Ever since NBC announced the Rockford Files remake, you wanted to snap, "Stop trying to make The Rockford Files happen, NBC. It's not going to happen." And now it isn't: Deadline reports that the Dermot Mulroney-toplined reboot is kaput. Even USA, a better fit for such a quirky procedural, passed on Rockford. Conventional wisdom suggests we live in a sad generation of entertainment awash with remakes, but you'd think at least one retread would've been good (or successful) enough to warrant this mimeographed mania. Truth is, the idea of a working remake may be the most contrived of all.

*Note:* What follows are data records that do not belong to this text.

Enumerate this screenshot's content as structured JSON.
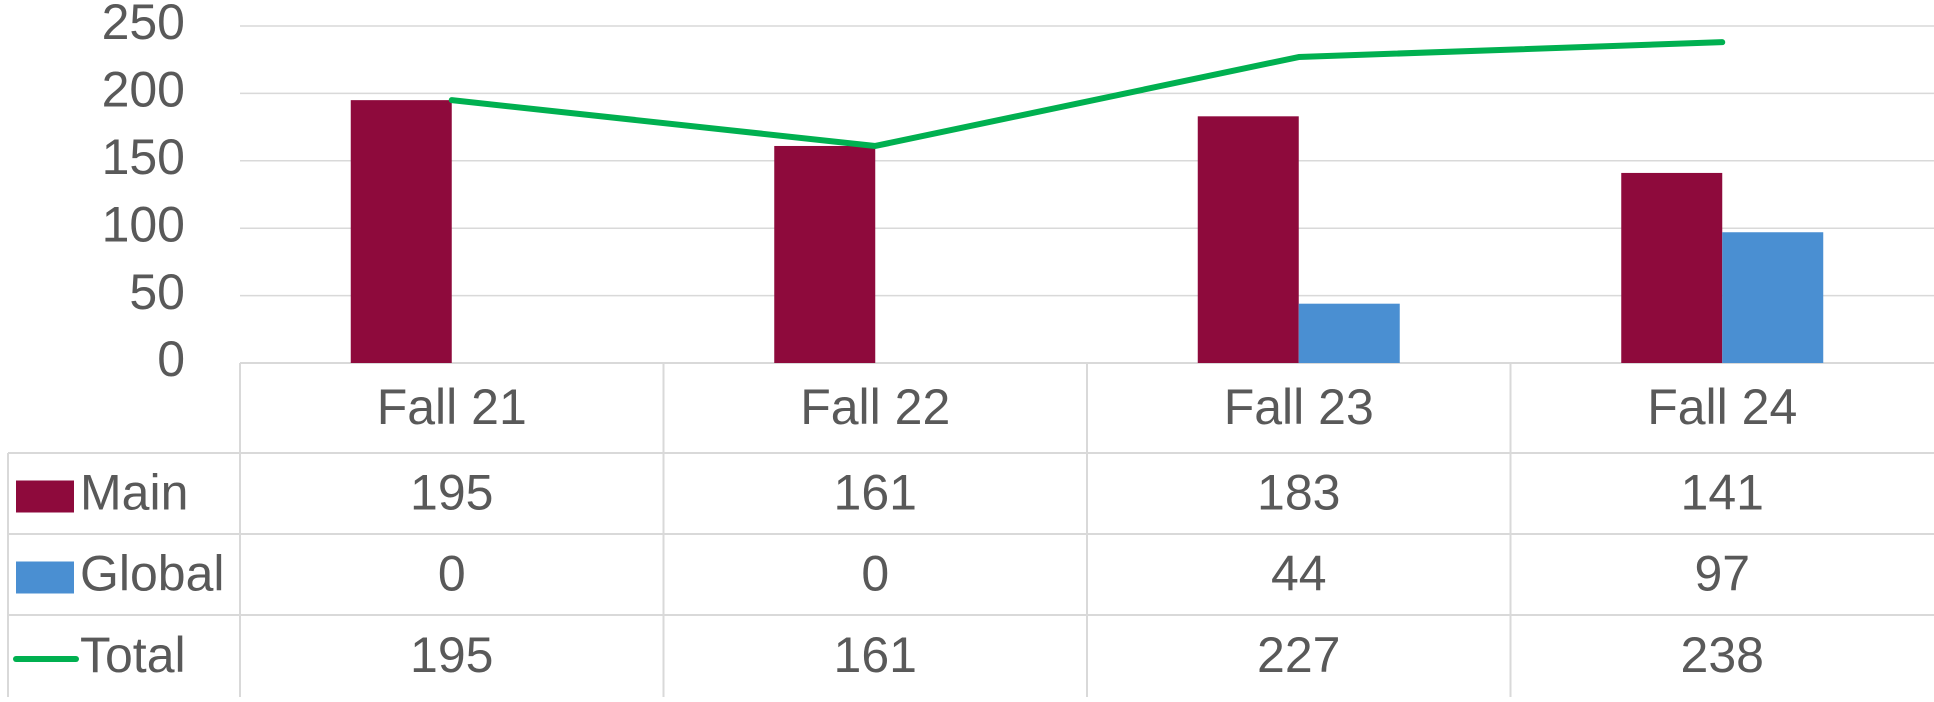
{
  "chart_data": {
    "type": "bar",
    "categories": [
      "Fall 21",
      "Fall 22",
      "Fall 23",
      "Fall 24"
    ],
    "series": [
      {
        "name": "Main",
        "color": "#8e0a3c",
        "values": [
          195,
          161,
          183,
          141
        ]
      },
      {
        "name": "Global",
        "color": "#4a8fd2",
        "values": [
          0,
          0,
          44,
          97
        ]
      },
      {
        "name": "Total",
        "type": "line",
        "color": "#00b050",
        "values": [
          195,
          161,
          227,
          238
        ]
      }
    ],
    "ylim": [
      0,
      250
    ],
    "yticks": [
      0,
      50,
      100,
      150,
      200,
      250
    ],
    "grid": true
  }
}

A list of successful TV revamps is brief, but a biggun' tops it: Battlestar Galactica. Both the '70-'80s and millennial editions are singular experiences, and the update's characters (and gut-wrenching character twists, oh) prove its producers didn't forfeit ambition for adherence. It also helps that Syfy aired it and didn't expect a mainstream audience to subscribe to an offbeat revival. Current remakes that have made it more than a season (90210 and V -- as of today) are both sterile, vaguely humorless versions of their original, with a character or two who sticks. That'd be Jessica Stroup and Morena Baccarin, respectively.

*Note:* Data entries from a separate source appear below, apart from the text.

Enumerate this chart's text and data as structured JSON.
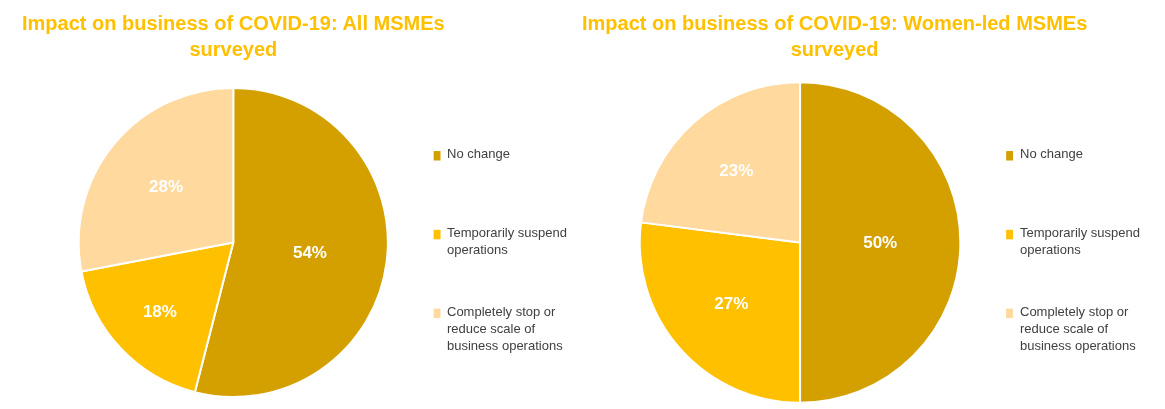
{
  "chart_data": [
    {
      "type": "pie",
      "title": "Impact on business of COVID-19: All MSMEs surveyed",
      "categories": [
        "No change",
        "Temporarily suspend operations",
        "Completely stop or reduce scale of business operations"
      ],
      "values": [
        54,
        18,
        28
      ],
      "value_labels": [
        "54%",
        "18%",
        "28%"
      ],
      "colors": [
        "#d4a000",
        "#ffc000",
        "#ffd99e"
      ],
      "legend": "right"
    },
    {
      "type": "pie",
      "title": "Impact on business of COVID-19: Women-led MSMEs surveyed",
      "categories": [
        "No change",
        "Temporarily suspend operations",
        "Completely stop or reduce scale of business operations"
      ],
      "values": [
        50,
        27,
        23
      ],
      "value_labels": [
        "50%",
        "27%",
        "23%"
      ],
      "colors": [
        "#d4a000",
        "#ffc000",
        "#ffd99e"
      ],
      "legend": "right"
    }
  ]
}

On the other hand, while certain TV-to-movie franchises have worked as remakes, movies are just an afternoon -- TV shows are a commitment. Nothing about Knight Rider, Bionic Woman, Get Smart starring Andy Dick, the WB's The Twilight Zone starring Forest Whitaker (for real), the sure-goner Melrose Place, or -- as ABC recently planned -- Charlie's Angels, is worth glimpsing past a first episode, if all we're sure we can count on is an HD picture with mechanical execution.
Moral: If you're going to do a remake, pitch to a niche. If not, you're shooting yourself in your synthetic -- nay, bionic -- foot.